I did come with a lot of preconceptions on how women were treated, terrorism, the Afterlife and just all the things that people who are ignorant of what Islam is like have. It’s quite natural to have them. And eventually I managed to move aside all those preconceptions, and realize that all the beliefs and all the traditions and all the rules that were in place within Islam for me had a practical reason behind them, and it was refreshing to investigate something, a belief or something in scripture and realize that the reason it was there was because of this, not just because it had to be there. I felt it was very practical.

I reverted, or converted, a year ago, just over a year ago now – 18 months ago – I was at a stage where I was undecided what I wanted to do. I had made some serious changes in my life: I stopped drinking, and I was on my way to stop smoking, and I was settling down in my crazy ways, but I still was not quite decided on where I wanted to go in my spiritual life.
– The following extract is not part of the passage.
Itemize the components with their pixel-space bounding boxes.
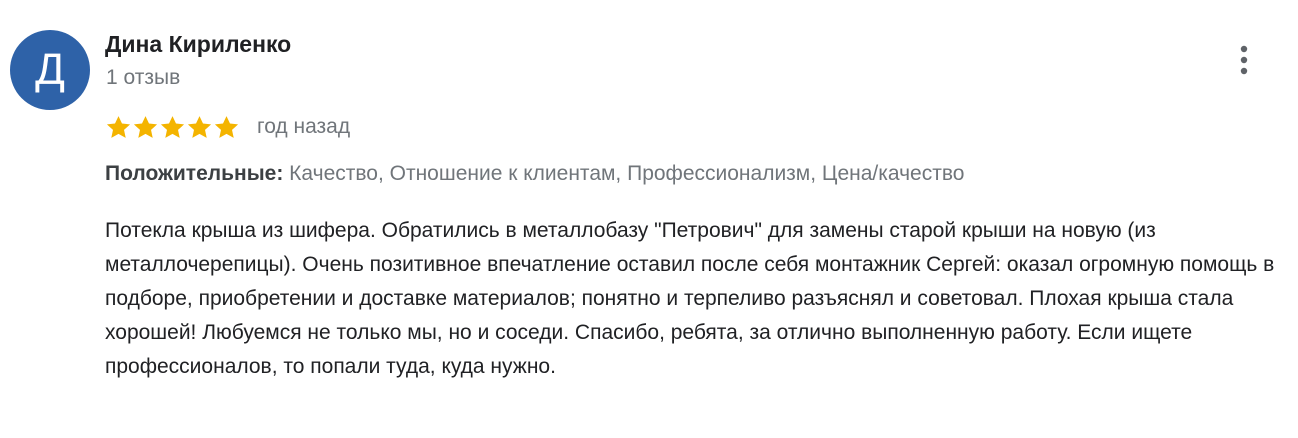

Through the friends I had at work, my Muslim friends, i was taught about Ramadan, and I decided that I would fast Ramadan, and do the prayers for Ramadan to experience it.

So I went to the Islamic center and met the people there, and had lots of meals there, it was fun and lots of prayers there, and during the day I did the Ramadan fast. After I completed it I was surprised at the effect that it had on me. I’m not sure how to describe it, but I guess in a western society we don’t often deprive ourselves of things, or we don’t choose to deprive ourselves of things, and you go through these days of intentionally not eating during the day, when everything around you is telling you to eat and drink, it was quite an inspiring thing for me.

After that I met with Sheikh Noury again, and he came to my house, and he said why are you waiting to make a decision? I agreed and so in my house, just over there, I said what I needed to say and became Muslim, and it was great. I felt that I had made a very worthy decision.

There was a little bit of tribulation because I knew that my friends and family would not understand, but those who have no exposure to people who are Muslims, it would seem like a crazy decision. I felt like I had been walking in a long dark corridor, and I opened the door and I just got out…I can sort of take my breath out now, and start the journey again because I had lost my way.